We need to change how we work at every level with a special focus on strengthening health systems, food systems and social protection systems and making them nutrition sensitive.

The strategy should be the springboard by which nutrition is stronger elevated as a multisectoral political priority, a main driver of food system transformations, a prevention in health, economic development, and a prerequisite to achieve all SDGs.

To do so we must use events over the next year such as Nutrition for Growth and the Food Systems Summit to contribute to elevate nutrition as a political priority at global, regional and national level and contribute to renewed alignment and commitment of national nutrition stakeholders.

We also need to engage effectively at events like the G7, G20, COP 26 and the World Health Assembly. For example, food systems, nature-based systems and rural transition are all high up the agenda for COP 26. Let us make the linkages.
As we have started implementing of the strategy, we must ensure that every step supports countries to improve nutrition impact. We have much to build on and I know that all members, including the Global Support System are ready for the next challenge.

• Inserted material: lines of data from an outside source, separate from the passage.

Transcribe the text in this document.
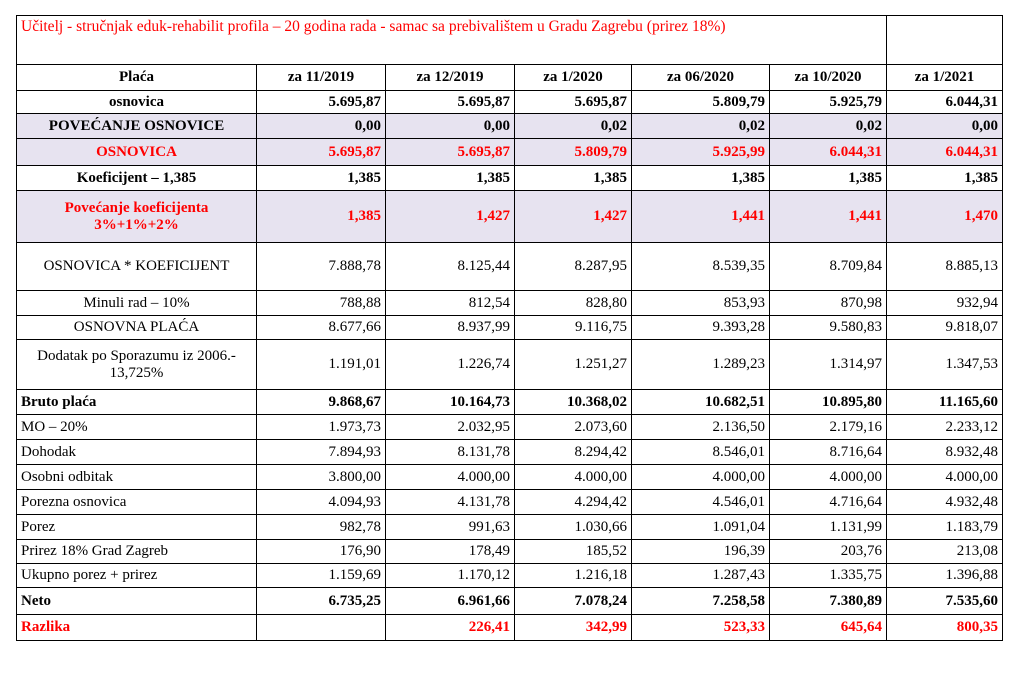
Učitelj - stručnjak eduk-rehabilit profila – 20 godina rada - samac sa prebivalištem u Gradu Zagrebu (prirez 18%)						

Plaća	za 11/2019	za 12/2019	za 1/2020	za 06/2020	za 10/2020	za 1/2021
osnovica	5.695,87	5.695,87	5.695,87	5.809,79	5.925,79	6.044,31
POVEĆANJE OSNOVICE	0,00	0,00	0,02	0,02	0,02	0,00
OSNOVICA	5.695,87	5.695,87	5.809,79	5.925,99	6.044,31	6.044,31
Koeficijent – 1,385	1,385	1,385	1,385	1,385	1,385	1,385
Povećanje koeficijenta 3%+1%+2%	1,385	1,427	1,427	1,441	1,441	1,470
OSNOVICA * KOEFICIJENT	7.888,78	8.125,44	8.287,95	8.539,35	8.709,84	8.885,13
Minuli rad – 10%	788,88	812,54	828,80	853,93	870,98	932,94
OSNOVNA PLAĆA	8.677,66	8.937,99	9.116,75	9.393,28	9.580,83	9.818,07
Dodatak po Sporazumu iz 2006.- 13,725%	1.191,01	1.226,74	1.251,27	1.289,23	1.314,97	1.347,53
Bruto plaća	9.868,67	10.164,73	10.368,02	10.682,51	10.895,80	11.165,60
MO – 20%	1.973,73	2.032,95	2.073,60	2.136,50	2.179,16	2.233,12
Dohodak	7.894,93	8.131,78	8.294,42	8.546,01	8.716,64	8.932,48
Osobni odbitak	3.800,00	4.000,00	4.000,00	4.000,00	4.000,00	4.000,00
Porezna osnovica	4.094,93	4.131,78	4.294,42	4.546,01	4.716,64	4.932,48
Porez	982,78	991,63	1.030,66	1.091,04	1.131,99	1.183,79
Prirez 18% Grad Zagreb	176,90	178,49	185,52	196,39	203,76	213,08
Ukupno porez + prirez	1.159,69	1.170,12	1.216,18	1.287,43	1.335,75	1.396,88
Neto	6.735,25	6.961,66	7.078,24	7.258,58	7.380,89	7.535,60
Razlika		226,41	342,99	523,33	645,64	800,35
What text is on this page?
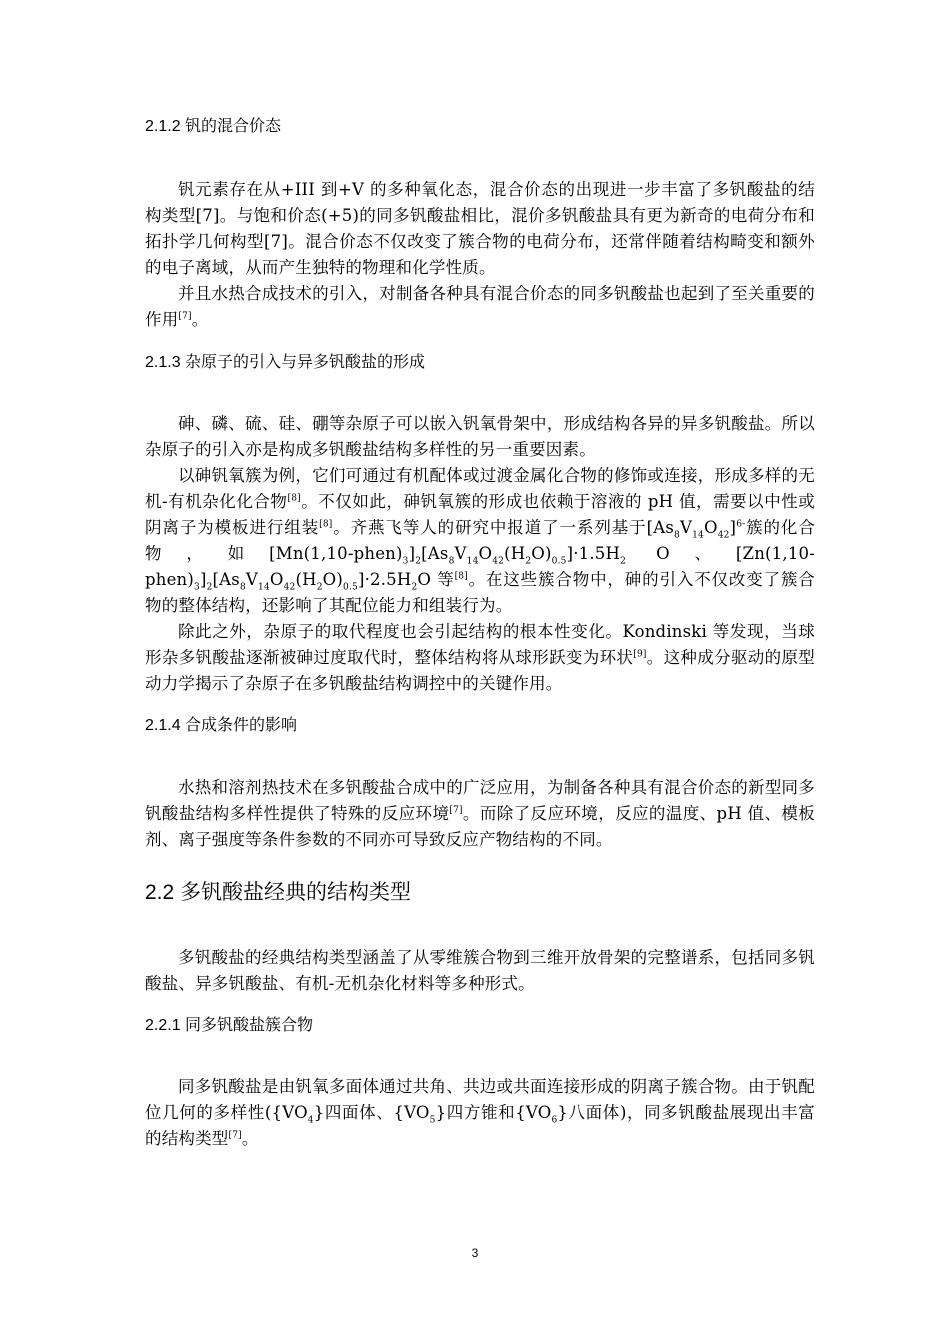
2.1.2 钒的混合价态

钒元素存在从+III 到+V 的多种氧化态，混合价态的出现进一步丰富了多钒酸盐的结构类型[7]。与饱和价态(+5)的同多钒酸盐相比，混价多钒酸盐具有更为新奇的电荷分布和拓扑学几何构型[7]。混合价态不仅改变了簇合物的电荷分布，还常伴随着结构畸变和额外的电子离域，从而产生独特的物理和化学性质。

并且水热合成技术的引入，对制备各种具有混合价态的同多钒酸盐也起到了至关重要的作用[7]。

2.1.3 杂原子的引入与异多钒酸盐的形成

砷、磷、硫、硅、硼等杂原子可以嵌入钒氧骨架中，形成结构各异的异多钒酸盐。所以杂原子的引入亦是构成多钒酸盐结构多样性的另一重要因素。

以砷钒氧簇为例，它们可通过有机配体或过渡金属化合物的修饰或连接，形成多样的无机-有机杂化化合物[8]。不仅如此，砷钒氧簇的形成也依赖于溶液的 pH 值，需要以中性或阴离子为模板进行组装[8]。齐燕飞等人的研究中报道了一系列基于$[As_8V_{14}O_{42}]^{6-}$簇的化合物，如$[Mn(1,10-phen)_3]_2[As_8V_{14}O_{42}(H_2O)_{0.5}]\cdot 1.5H_2$ O、$[Zn(1,10-phen)_3]_2[As_8V_{14}O_{42}(H_2O)_{0.5}]\cdot 2.5H_2O$ 等[8]。在这些簇合物中，砷的引入不仅改变了簇合物的整体结构，还影响了其配位能力和组装行为。

除此之外，杂原子的取代程度也会引起结构的根本性变化。Kondinski 等发现，当球形杂多钒酸盐逐渐被砷过度取代时，整体结构将从球形跃变为环状[9]。这种成分驱动的原型动力学揭示了杂原子在多钒酸盐结构调控中的关键作用。

2.1.4 合成条件的影响

水热和溶剂热技术在多钒酸盐合成中的广泛应用，为制备各种具有混合价态的新型同多钒酸盐结构多样性提供了特殊的反应环境[7]。而除了反应环境，反应的温度、pH 值、模板剂、离子强度等条件参数的不同亦可导致反应产物结构的不同。

2.2 多钒酸盐经典的结构类型

多钒酸盐的经典结构类型涵盖了从零维簇合物到三维开放骨架的完整谱系，包括同多钒酸盐、异多钒酸盐、有机-无机杂化材料等多种形式。

2.2.1 同多钒酸盐簇合物

同多钒酸盐是由钒氧多面体通过共角、共边或共面连接形成的阴离子簇合物。由于钒配位几何的多样性($\{VO_4\}$四面体、$\{VO_5\}$四方锥和$\{VO_6\}$八面体)，同多钒酸盐展现出丰富的结构类型[7]。

3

As SUN Movement Coordinator, I see tremendous challenges going forward, which we can transform into opportunities. Our SUN Movement is exceptional. It brings us all together in a way that otherwise would not be possible.

Gerda Verburg
Coordinator, Scaling Up Nutrition Movement



We are bigger and better than our constituent parts. We have tremendous Focal Point and in-country platforms and networks, colleagues, champions and leaders with the ability and influence to drive systemic change in their networks and institutions to support progress at the country level.

I look forward to working with you all on delivering our strategy to make our vision – a world without hunger and malnutrition – a reality.